Phase 2: Parsing data (performance)
Did you read the section on memory? The issue with records? Great. Now let’s turn the tables.
Document types "CSV", "Database", "Excel" and "Fixed-length"
Methods that save memory are not necessarily the fastest. By setting up your structure to create many individual records, you will avoid the critical 'out of memory' error. This is always the better solution if a profile has very large volumes of data to process (or if there is a possibility of this occurring) or if multiple memory-intensive profiles could run simultaneously.
But what if you want to read a few thousand datasets from the database, but you have more than enough memory available and you can also control when the profile runs so that it does not have to fight with other profiles for memory? Then speed is likely to be more important to you. In this case, we advise you to use the flattest structure possible. This is because every hierarchical level in the structure, every additional node, takes a little time. Not much, but with a lot of datasets, it starts to add up. In the ideal situation, you will have no nodes at all, just fields.
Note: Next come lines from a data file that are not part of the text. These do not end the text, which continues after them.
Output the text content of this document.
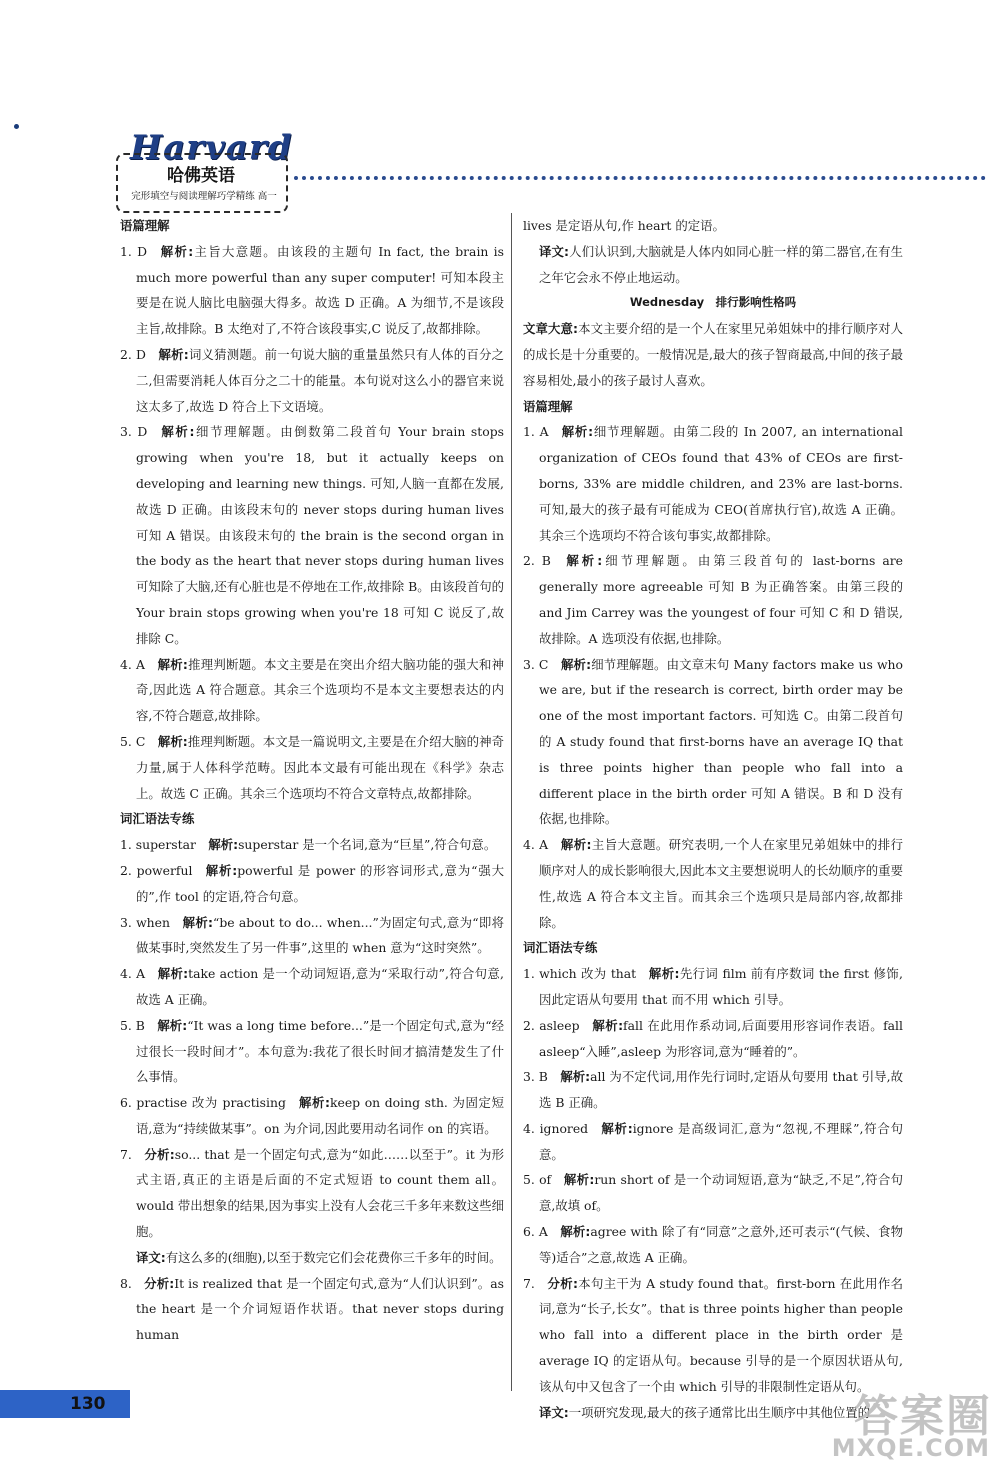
Harvard
哈佛英语
完形填空与阅读理解巧学精练 高一
语篇理解
1. D  解析:主旨大意题。由该段的主题句 In fact, the brain is much more powerful than any super computer! 可知本段主要是在说人脑比电脑强大得多。故选 D 正确。A 为细节,不是该段主旨,故排除。B 太绝对了,不符合该段事实,C 说反了,故都排除。
2. D  解析:词义猜测题。前一句说大脑的重量虽然只有人体的百分之二,但需要消耗人体百分之二十的能量。本句说对这么小的器官来说这太多了,故选 D 符合上下文语境。
3. D  解析:细节理解题。由倒数第二段首句 Your brain stops growing when you're 18, but it actually keeps on developing and learning new things. 可知,人脑一直都在发展,故选 D 正确。由该段末句的 never stops during human lives 可知 A 错误。由该段末句的 the brain is the second organ in the body as the heart that never stops during human lives 可知除了大脑,还有心脏也是不停地在工作,故排除 B。由该段首句的 Your brain stops growing when you're 18 可知 C 说反了,故排除 C。
4. A  解析:推理判断题。本文主要是在突出介绍大脑功能的强大和神奇,因此选 A 符合题意。其余三个选项均不是本文主要想表达的内容,不符合题意,故排除。
5. C  解析:推理判断题。本文是一篇说明文,主要是在介绍大脑的神奇力量,属于人体科学范畴。因此本文最有可能出现在《科学》杂志上。故选 C 正确。其余三个选项均不符合文章特点,故都排除。
词汇语法专练
1. superstar  解析:superstar 是一个名词,意为“巨星”,符合句意。
2. powerful  解析:powerful 是 power 的形容词形式,意为“强大的”,作 tool 的定语,符合句意。
3. when  解析:“be about to do... when...”为固定句式,意为“即将做某事时,突然发生了另一件事”,这里的 when 意为“这时突然”。
4. A  解析:take action 是一个动词短语,意为“采取行动”,符合句意,故选 A 正确。
5. B  解析:“It was a long time before...”是一个固定句式,意为“经过很长一段时间才”。本句意为:我花了很长时间才搞清楚发生了什么事情。
6. practise 改为 practising  解析:keep on doing sth. 为固定短语,意为“持续做某事”。on 为介词,因此要用动名词作 on 的宾语。
7.  分析:so... that 是一个固定句式,意为“如此……以至于”。it 为形式主语,真正的主语是后面的不定式短语 to count them all。would 带出想象的结果,因为事实上没有人会花三千多年来数这些细胞。
译文:有这么多的(细胞),以至于数完它们会花费你三千多年的时间。
8.  分析:It is realized that 是一个固定句式,意为“人们认识到”。as the heart 是一个介词短语作状语。that never stops during human
lives 是定语从句,作 heart 的定语。
译文:人们认识到,大脑就是人体内如同心脏一样的第二器官,在有生之年它会永不停止地运动。
Wednesday　排行影响性格吗
文章大意:本文主要介绍的是一个人在家里兄弟姐妹中的排行顺序对人的成长是十分重要的。一般情况是,最大的孩子智商最高,中间的孩子最容易相处,最小的孩子最讨人喜欢。
语篇理解
1. A  解析:细节理解题。由第二段的 In 2007, an international organization of CEOs found that 43% of CEOs are first-borns, 33% are middle children, and 23% are last-borns. 可知,最大的孩子最有可能成为 CEO(首席执行官),故选 A 正确。其余三个选项均不符合该句事实,故都排除。
2. B  解析:细节理解题。由第三段首句的 last-borns are generally more agreeable 可知 B 为正确答案。由第三段的 and Jim Carrey was the youngest of four 可知 C 和 D 错误,故排除。A 选项没有依据,也排除。
3. C  解析:细节理解题。由文章末句 Many factors make us who we are, but if the research is correct, birth order may be one of the most important factors. 可知选 C。由第二段首句的 A study found that first-borns have an average IQ that is three points higher than people who fall into a different place in the birth order 可知 A 错误。B 和 D 没有依据,也排除。
4. A  解析:主旨大意题。研究表明,一个人在家里兄弟姐妹中的排行顺序对人的成长影响很大,因此本文主要想说明人的长幼顺序的重要性,故选 A 符合本文主旨。而其余三个选项只是局部内容,故都排除。
词汇语法专练
1. which 改为 that  解析:先行词 film 前有序数词 the first 修饰,因此定语从句要用 that 而不用 which 引导。
2. asleep  解析:fall 在此用作系动词,后面要用形容词作表语。fall asleep“入睡”,asleep 为形容词,意为“睡着的”。
3. B  解析:all 为不定代词,用作先行词时,定语从句要用 that 引导,故选 B 正确。
4. ignored  解析:ignore 是高级词汇,意为“忽视,不理睬”,符合句意。
5. of  解析:run short of 是一个动词短语,意为“缺乏,不足”,符合句意,故填 of。
6. A  解析:agree with 除了有“同意”之意外,还可表示“(气候、食物等)适合”之意,故选 A 正确。
7.  分析:本句主干为 A study found that。first-born 在此用作名词,意为“长子,长女”。that is three points higher than people who fall into a different place in the birth order 是 average IQ 的定语从句。because 引导的是一个原因状语从句,该从句中又包含了一个由 which 引导的非限制性定语从句。
译文:一项研究发现,最大的孩子通常比出生顺序中其他位置的
130	答案圈
MXQE.COM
This is as fast as it gets. And by using a few more tricks during mapping, you can really turbocharge the process. More on this in the section on phase 3. But think about your memory! Before you risk exhausting it, it is better to sacrifice a little bit of performance.
Document type "XML"
Quite handily, the XML parser version V3 is not only more memory-friendly than version V2, it is also faster. So when you expect large volumes of data, simply use version V3 - and if worst comes to worst, version V4. This new XML parser was mentioned in the memory section, and it has a dedicated section as well.
Other formats
There is very little that can be tweaked here when it comes to parsing, but due to the comparably smaller volume of data (per job), this is not much of a problem. Deactivating unused nodes for the document types EDIFACT and X12 has already been mentioned in the memory chapter.